ABSTRACT

In Wim Wender’s diary film, Tokyo Ga (1985), the filmmaker searches the city for the cinematic visions that he found so compelling in watching Yasuhiro Ozu’s classic of Japanese post-war cinema, Tokyo Story (1953). Towards the end of the film and somewhat despairing of his search he locates the camera man from Ozu’s last films and asks him to set up a shot with the very same Browning camera that was used in these productions. The long sequence that ensues shows the camera man carefully and lovingly recreating the position of the camera, so that it is just as Ozu would have meant it to be before a shot.
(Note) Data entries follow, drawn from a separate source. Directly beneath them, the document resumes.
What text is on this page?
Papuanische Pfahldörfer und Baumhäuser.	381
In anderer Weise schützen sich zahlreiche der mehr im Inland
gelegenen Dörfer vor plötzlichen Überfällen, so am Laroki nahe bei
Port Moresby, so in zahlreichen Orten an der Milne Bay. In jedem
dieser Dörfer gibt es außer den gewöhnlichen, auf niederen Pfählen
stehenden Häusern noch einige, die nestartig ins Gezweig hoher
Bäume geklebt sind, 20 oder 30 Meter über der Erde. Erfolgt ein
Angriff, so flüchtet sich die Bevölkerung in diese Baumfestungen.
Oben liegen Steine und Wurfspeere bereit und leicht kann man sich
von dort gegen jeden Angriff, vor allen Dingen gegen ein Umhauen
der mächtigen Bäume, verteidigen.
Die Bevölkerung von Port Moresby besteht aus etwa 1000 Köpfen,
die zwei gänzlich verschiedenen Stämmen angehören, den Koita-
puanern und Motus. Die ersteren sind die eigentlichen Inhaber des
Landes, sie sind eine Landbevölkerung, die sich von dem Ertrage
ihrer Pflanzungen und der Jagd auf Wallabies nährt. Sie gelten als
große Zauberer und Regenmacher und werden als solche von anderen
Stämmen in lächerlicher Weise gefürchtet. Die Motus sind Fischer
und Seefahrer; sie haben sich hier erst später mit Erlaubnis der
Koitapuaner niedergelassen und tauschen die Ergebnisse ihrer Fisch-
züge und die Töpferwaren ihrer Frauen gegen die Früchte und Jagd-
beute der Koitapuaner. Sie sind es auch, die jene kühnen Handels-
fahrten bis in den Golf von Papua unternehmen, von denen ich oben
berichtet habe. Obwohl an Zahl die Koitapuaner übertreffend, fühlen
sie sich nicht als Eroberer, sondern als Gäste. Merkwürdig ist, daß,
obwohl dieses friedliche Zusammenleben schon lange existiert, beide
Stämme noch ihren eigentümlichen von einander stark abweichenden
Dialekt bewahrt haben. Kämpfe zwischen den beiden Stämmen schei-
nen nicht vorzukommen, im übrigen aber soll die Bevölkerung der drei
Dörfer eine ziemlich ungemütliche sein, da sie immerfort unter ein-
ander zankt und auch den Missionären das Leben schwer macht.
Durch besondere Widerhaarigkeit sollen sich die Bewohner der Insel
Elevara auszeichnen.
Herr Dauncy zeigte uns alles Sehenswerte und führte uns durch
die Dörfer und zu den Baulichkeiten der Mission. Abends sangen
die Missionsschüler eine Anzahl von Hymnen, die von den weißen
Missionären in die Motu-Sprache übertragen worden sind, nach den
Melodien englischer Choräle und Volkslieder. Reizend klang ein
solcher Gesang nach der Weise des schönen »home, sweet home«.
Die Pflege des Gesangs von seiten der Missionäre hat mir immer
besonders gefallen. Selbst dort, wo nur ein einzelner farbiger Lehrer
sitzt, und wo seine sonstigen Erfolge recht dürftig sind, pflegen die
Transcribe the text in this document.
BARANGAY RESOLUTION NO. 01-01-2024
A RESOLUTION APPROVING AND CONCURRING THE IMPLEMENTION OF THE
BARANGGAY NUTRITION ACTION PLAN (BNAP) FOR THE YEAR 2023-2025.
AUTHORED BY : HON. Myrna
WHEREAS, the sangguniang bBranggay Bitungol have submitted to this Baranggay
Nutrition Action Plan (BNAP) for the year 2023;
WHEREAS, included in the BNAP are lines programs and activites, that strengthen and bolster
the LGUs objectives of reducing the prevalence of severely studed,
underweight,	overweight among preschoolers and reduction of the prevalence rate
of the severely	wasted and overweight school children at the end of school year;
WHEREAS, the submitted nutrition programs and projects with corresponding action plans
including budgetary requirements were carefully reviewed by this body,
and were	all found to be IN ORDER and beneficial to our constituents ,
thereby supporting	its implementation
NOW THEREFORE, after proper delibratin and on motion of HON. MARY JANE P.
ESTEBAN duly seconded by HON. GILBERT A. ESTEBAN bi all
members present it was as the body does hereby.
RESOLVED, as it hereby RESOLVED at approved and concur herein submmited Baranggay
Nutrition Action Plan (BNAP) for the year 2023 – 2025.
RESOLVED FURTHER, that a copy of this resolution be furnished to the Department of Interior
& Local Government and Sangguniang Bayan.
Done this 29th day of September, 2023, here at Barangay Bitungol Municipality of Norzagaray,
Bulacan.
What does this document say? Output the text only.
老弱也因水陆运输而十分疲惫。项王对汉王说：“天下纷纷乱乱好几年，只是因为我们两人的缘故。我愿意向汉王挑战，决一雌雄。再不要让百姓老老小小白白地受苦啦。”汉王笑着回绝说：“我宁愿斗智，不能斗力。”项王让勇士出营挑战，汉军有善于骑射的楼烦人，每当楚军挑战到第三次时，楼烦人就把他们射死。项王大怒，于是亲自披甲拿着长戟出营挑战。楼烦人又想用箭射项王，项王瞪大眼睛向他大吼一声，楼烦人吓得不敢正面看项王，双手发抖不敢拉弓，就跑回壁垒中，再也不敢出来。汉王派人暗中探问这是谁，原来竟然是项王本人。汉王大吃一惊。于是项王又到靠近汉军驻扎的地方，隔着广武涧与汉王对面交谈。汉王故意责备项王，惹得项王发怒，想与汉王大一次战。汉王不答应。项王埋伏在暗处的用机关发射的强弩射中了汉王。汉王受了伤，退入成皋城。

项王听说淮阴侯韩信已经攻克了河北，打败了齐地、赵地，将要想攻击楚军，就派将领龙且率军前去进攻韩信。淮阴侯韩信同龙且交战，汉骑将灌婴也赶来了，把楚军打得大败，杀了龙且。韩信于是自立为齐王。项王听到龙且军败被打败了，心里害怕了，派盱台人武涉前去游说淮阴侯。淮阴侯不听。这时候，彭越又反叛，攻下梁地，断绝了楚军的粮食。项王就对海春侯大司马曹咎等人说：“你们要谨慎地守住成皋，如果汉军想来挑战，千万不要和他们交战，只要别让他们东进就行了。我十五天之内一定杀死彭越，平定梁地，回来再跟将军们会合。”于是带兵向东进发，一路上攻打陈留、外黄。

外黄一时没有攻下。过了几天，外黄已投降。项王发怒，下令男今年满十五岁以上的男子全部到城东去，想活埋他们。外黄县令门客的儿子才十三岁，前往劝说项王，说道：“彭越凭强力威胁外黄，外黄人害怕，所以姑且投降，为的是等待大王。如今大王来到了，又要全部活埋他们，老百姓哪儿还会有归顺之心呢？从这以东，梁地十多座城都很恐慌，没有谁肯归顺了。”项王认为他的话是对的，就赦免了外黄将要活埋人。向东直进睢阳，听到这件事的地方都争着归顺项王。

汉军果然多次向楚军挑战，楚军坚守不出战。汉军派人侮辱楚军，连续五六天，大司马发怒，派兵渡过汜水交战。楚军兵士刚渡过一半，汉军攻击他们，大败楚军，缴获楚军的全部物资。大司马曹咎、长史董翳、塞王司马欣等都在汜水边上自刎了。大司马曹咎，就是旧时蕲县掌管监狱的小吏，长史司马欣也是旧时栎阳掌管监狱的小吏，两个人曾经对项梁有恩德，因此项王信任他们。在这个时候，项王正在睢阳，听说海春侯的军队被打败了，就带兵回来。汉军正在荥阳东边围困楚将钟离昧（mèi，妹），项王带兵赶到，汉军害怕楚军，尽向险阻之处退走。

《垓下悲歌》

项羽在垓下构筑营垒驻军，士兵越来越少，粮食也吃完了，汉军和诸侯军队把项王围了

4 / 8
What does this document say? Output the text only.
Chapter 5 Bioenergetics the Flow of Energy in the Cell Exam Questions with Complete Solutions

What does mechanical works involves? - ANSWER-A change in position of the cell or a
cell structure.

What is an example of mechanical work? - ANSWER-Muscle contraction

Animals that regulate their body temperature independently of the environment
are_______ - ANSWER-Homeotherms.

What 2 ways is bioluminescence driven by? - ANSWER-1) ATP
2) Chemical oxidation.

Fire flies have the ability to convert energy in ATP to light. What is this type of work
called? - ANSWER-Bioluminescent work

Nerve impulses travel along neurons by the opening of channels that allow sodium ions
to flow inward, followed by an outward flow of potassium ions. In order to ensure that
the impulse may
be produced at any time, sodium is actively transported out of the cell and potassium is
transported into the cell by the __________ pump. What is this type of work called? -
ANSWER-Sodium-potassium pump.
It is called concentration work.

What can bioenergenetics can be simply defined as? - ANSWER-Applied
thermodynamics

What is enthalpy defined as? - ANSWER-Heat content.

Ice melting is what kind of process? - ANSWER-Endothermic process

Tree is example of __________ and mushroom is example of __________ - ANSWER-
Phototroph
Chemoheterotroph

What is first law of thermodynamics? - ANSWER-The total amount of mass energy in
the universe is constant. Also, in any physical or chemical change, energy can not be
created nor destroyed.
It is a touching but ironic sequence because, besides the act of homage, it shows a faith in the capacity of the camera, as a mechanism to accurately re-capture an image of Tokyo and with it Ozu’s own vision.1 The imitative possibilities inherent in Ozu’s camera seem to enchant Wenders and Yuhara Atsuta, for through the functions of its mimetic technology an aesthetic vision of Japan was made visible to the world; a vision that for many is encapsulated in the paradigmatic concept of ma (‘interval’, in time and space).2 Some interpreters of Japan have found in ma an essential cultural category which is reproduced continuously through forms as diverse as architecture, garden design, dance, music and in Ozu’s case the structure of film editing. It is a transferable quality of visual and material expression which those who choose to work in any of these diverse media must invariably learn through a singular educational system based on observation, imitation and constant repetition (Singleton 1998).